Samstag, 21. Oktober 2023

Tag 82 - Der laaaange Atem der Bürokratie


Heute ist ein Brief eingetrudelt, vom Landesamt für soziale Dienste (LAsD). Meine erste Reaktion - no surprises there - Panik. Absage. Ich bin nicht schwerbehindert. Also mache ich den Brief gar nicht erst auf, sondern flüchte in eine Videospielwelt, bis ich mich sicher genug fühle, gut genug drauf bin, um den Brief zu öffnen. Und dann - Ernüchterung.

Man bittet mich einfach nur darum, Ämter, Behörden, Ärzte etc. per Formular von ihrer Schweigepflicht zu entbinden, und ich solle doch bitte den letzten Behandlungstermin, Namen und Ort meines Neurodermitis-Arztes angeben. 
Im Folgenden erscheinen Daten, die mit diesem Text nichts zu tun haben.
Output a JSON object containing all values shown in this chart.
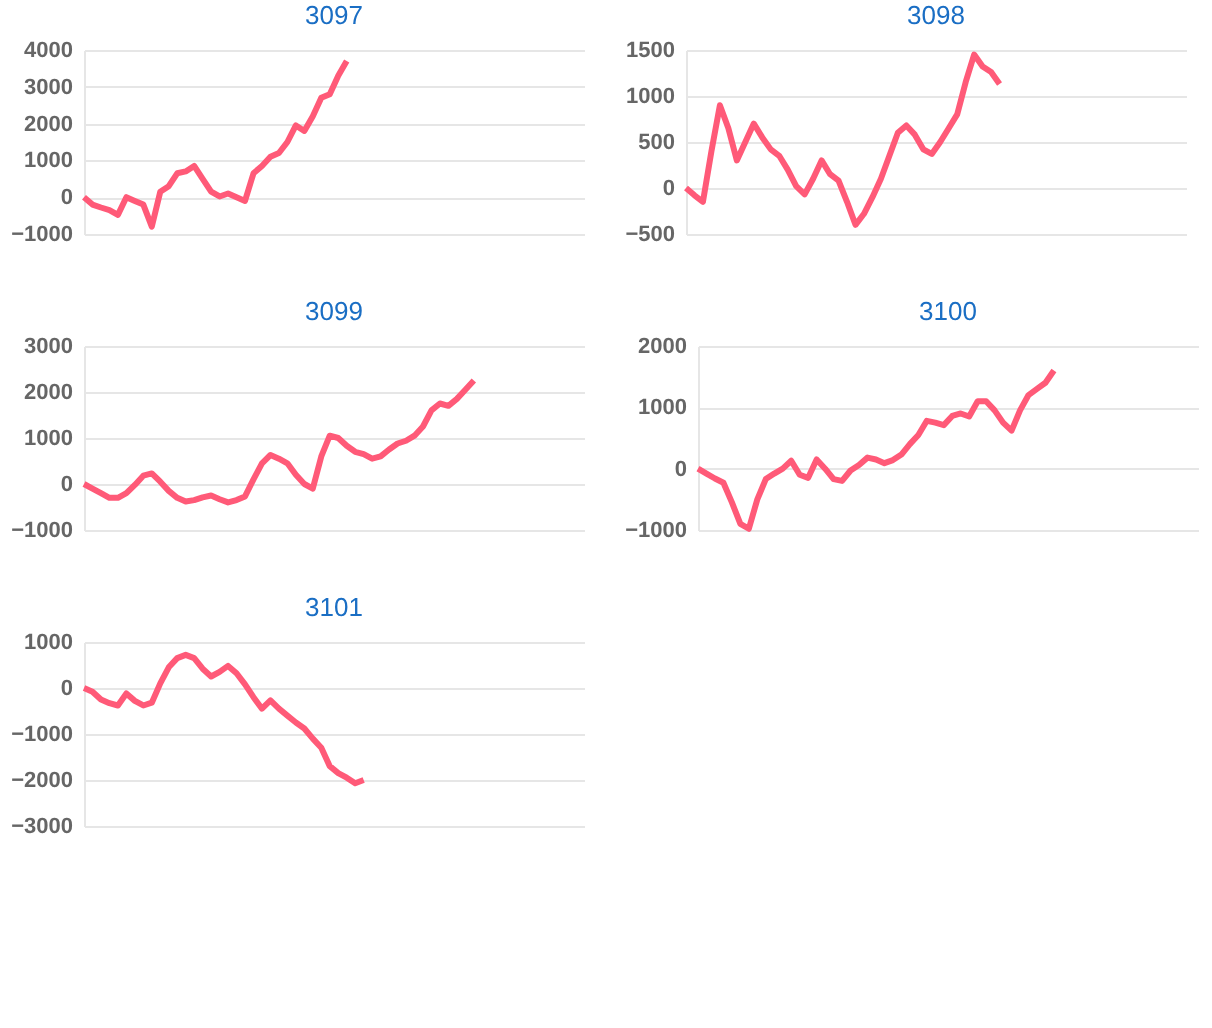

Erstmal erleichtert, dass es keine direkte Absage ist. Je mehr ich darüber nachdenke, umso wütender könnte ich werden (Lojong hilft): Jetzt, dreieinhalb Monate nach meinem Antrag auf Anerkennung einer Schwerbehinderung, nach dem ersten Bescheid und Widerspruch, nimmt man sich wohl die Zeit, mal mit meinem Psychiater zu reden. Ich könnte kotzen; das LAsD hat bisher immer nur das Minimum an Arbeit erledigt.

Dazu kommt, dass ich bereits im Erstantrag beschrieben hatte, dass die Neurodermitis unter Kontrolle ist, dass der letzte Behandlungstermin über dreißig Jahre zurückliegt, und auch mein Psychiater hat in seiner Widerspruchsbegründung noch einmal erwähnt, dass die Neurodermitis für diesen Antrag kaum eine Rolle spiele.

Es ist faszinierend, wie entmenschlicht man im Umgang mit Behörden wird. Und ich erkenne an, dass das zu einem großen Teil den Umständen geschuldet ist - bei so vielen Klienten ist es schwer, jeden Einzelnen ganz individuell wertzuschätzen. Das kennen wir vielleicht aus unserem Lehrberuf. Ich unterrichte Langfächer, das bedeutet, dass ich selten mehr als sechs Lerngruppen habe. Also rein rechnerisch maximal hundertsechsundfünfzig SchülerInnen. Da kann ich es zumindest im Ansatz schaffen, alle mit ihren individuellen Problemen auf ihrem Schul- und Lebensweg ernstzunehmen. Wie muss das erst sein, wenn man zwölf und mehr Lerngruppen unterrichtet?

Und trotzdem. Dafür, dass sich das LAsD als "sozial" bezeichnet, finde ich den Umgang mit meinem Antrag eher a-sozial.